Wrigley Drive pedestrian plaza

Wrigley Drive could be closed to vehicular traffic and transformed into a pedestrian plaza under a consultant’s plan being considered by Lake Geneva city officials. (File photo/Regional News)

Visitors to downtown Lake Geneva this summer apparently will not see a traffic-free pedestrian plaza concept along Wrigley Drive.

City officials have taken no action on the matter, and City Administrator David Nord said he does not anticipate any movement to try the pedestrian plaza concept in 2019.

Nord, however, said he does not believe the idea has been abandoned.

“I think the interest is still out there,” he said. “But since it’s already mid- to late June, I don’t think it’s going to occur.”

Mayor Tom Hartz in March said he wanted to close Wrigley Drive this summer and try the traffic-free plaza concept as an experiment.

Hartz could not be reached for comment.

Tourism consultant Roger Brooks last year proposed closing Wrigley Drive to vehicles and creating a permanent pedestrian plaza that he said would create a better lakefront setting.

Brooks’ proposal indicated that by closing the street, the city could bring new amenities to the Wrigley Drive area, including more outdoor seating, an amphitheater, a summer splash pad and a winter ice-skating rink.

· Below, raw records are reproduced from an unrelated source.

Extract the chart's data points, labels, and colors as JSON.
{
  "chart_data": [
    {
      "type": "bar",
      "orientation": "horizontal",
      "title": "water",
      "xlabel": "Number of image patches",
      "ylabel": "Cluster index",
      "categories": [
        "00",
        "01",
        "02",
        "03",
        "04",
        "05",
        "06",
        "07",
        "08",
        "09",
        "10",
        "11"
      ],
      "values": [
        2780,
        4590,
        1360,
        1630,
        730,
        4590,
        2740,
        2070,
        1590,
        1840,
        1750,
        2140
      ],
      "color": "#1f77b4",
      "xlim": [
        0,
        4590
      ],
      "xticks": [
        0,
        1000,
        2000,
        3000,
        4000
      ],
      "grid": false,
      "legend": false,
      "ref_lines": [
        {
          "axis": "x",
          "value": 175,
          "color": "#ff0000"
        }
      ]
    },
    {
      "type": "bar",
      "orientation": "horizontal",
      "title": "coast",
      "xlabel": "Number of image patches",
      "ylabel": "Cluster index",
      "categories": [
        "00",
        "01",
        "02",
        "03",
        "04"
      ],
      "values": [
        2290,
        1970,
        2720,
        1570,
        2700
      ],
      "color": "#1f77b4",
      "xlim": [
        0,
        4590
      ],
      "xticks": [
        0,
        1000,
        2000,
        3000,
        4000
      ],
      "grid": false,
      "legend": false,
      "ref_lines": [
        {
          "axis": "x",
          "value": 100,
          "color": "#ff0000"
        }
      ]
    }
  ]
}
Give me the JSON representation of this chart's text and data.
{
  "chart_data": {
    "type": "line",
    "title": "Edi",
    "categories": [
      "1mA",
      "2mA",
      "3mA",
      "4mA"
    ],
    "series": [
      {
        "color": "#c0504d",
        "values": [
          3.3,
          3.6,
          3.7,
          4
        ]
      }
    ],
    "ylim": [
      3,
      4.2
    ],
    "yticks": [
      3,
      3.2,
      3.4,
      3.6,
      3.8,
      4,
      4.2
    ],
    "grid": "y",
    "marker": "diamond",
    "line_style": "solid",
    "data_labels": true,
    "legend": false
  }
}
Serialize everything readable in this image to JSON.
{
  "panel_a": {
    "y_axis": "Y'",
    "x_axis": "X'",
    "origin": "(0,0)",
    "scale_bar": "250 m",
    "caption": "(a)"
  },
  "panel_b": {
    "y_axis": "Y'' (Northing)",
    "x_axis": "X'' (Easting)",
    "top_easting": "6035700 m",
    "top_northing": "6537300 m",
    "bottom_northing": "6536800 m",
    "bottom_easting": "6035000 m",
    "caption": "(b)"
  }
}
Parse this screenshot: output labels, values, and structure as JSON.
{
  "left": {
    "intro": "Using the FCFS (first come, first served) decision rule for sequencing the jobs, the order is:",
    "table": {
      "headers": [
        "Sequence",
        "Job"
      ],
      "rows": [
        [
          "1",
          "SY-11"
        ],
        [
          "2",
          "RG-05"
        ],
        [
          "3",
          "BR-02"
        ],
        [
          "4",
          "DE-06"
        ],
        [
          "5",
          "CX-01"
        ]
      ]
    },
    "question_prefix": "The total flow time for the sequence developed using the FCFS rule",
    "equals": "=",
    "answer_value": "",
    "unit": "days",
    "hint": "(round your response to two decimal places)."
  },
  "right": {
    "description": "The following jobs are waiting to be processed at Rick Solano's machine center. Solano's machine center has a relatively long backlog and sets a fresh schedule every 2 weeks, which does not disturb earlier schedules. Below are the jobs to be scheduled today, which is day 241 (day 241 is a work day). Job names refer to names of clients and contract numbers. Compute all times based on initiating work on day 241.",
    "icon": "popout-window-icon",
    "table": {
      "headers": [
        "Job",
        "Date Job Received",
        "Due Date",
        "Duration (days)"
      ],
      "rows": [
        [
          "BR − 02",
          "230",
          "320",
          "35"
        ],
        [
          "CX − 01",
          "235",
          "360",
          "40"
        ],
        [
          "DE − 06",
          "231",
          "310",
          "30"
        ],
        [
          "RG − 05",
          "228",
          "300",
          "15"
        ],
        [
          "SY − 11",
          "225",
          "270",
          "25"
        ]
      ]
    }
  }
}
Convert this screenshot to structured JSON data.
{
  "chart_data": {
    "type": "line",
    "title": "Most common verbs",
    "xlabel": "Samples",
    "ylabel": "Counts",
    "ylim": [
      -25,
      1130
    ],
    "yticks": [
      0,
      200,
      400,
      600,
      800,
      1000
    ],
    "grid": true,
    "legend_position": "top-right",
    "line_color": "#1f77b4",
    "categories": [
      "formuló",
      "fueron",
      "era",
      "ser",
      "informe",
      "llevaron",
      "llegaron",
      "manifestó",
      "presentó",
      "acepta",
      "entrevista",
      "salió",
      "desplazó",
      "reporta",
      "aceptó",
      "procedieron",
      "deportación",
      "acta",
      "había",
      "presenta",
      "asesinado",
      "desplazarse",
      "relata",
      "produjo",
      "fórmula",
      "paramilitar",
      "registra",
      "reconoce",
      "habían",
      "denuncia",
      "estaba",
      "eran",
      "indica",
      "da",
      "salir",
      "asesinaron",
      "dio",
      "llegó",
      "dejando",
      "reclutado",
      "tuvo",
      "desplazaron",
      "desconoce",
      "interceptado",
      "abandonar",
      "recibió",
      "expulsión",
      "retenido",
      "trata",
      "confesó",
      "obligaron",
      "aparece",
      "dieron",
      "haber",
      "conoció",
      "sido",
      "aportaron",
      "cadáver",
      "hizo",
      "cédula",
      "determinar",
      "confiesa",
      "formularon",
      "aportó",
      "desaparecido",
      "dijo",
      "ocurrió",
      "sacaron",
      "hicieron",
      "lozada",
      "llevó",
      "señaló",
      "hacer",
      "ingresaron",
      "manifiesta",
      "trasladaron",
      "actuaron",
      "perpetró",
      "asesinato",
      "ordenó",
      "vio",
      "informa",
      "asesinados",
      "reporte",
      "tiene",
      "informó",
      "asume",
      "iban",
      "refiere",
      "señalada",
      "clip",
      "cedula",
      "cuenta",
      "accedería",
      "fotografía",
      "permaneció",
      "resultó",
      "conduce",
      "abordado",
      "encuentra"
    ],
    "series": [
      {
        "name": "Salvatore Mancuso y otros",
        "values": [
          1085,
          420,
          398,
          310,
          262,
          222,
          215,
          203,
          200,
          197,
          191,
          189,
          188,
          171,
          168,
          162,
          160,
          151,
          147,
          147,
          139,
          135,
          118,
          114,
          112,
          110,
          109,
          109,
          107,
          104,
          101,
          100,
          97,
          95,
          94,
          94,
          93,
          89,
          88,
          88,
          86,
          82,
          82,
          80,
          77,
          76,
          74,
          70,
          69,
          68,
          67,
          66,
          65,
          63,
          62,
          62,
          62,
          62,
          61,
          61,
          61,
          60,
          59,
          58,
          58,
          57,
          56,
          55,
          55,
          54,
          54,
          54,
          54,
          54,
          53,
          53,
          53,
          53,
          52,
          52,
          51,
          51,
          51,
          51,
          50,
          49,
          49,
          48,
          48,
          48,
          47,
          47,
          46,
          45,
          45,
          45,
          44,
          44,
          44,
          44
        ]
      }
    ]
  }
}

But closing Wrigley Drive also would eliminate dozens of parking spaces, which has created mixed feelings among some restaurants and other businesses.

Dimitri Anagnos, co-owner of Popeye’s on Lake Geneva, 811 Wrigley Drive, opposes the plaza because he thinks it would create an inconvenience for customers without adequate parking.

Anagnos said many customers share his opposition, saying they do not want to have to walk to the lakefront.

“They want convenient parking and outdoor dining,” he said.

Paul Meckler, operations manager for Oakfire restaurant, 831 Wrigley Drive, supports the plaza concept, and said he is disappointed that the city is not moving forward with the idea.

Meckler said the city should continue to consider the concept as a way of introducing new activities to the Wrigley Drive lakefront.

“I think people need to think about what’s best for the entire community, not just the few,” he said. “I think it would be great to have an area where people could get together and have fun.”

Nord said he believes the idea will be reconsidered in the future.

“I honestly think the conversation is still out there about what to do with Wrigley Drive, and how far to close it,” he said. “But I don’t think it’s going to be closed this year.”

The proposal involves the area of Wrigley Drive that runs along Riviera Beach between the library and Broad Street.

Anagnos said the plaza would negatively affect businesses during the fall and winter, because fewer people would be willing to walk to the downtown area in cold weather.

Anagnos said the city also is not considering other issues, such as how delivery trucks and emergency vehicles would reach the lakefront.

Noting his 40 years of experience in the business locally, he said: “I think I know that area better than almost anyone. I think I know a little bit better what goes on down by the lake.”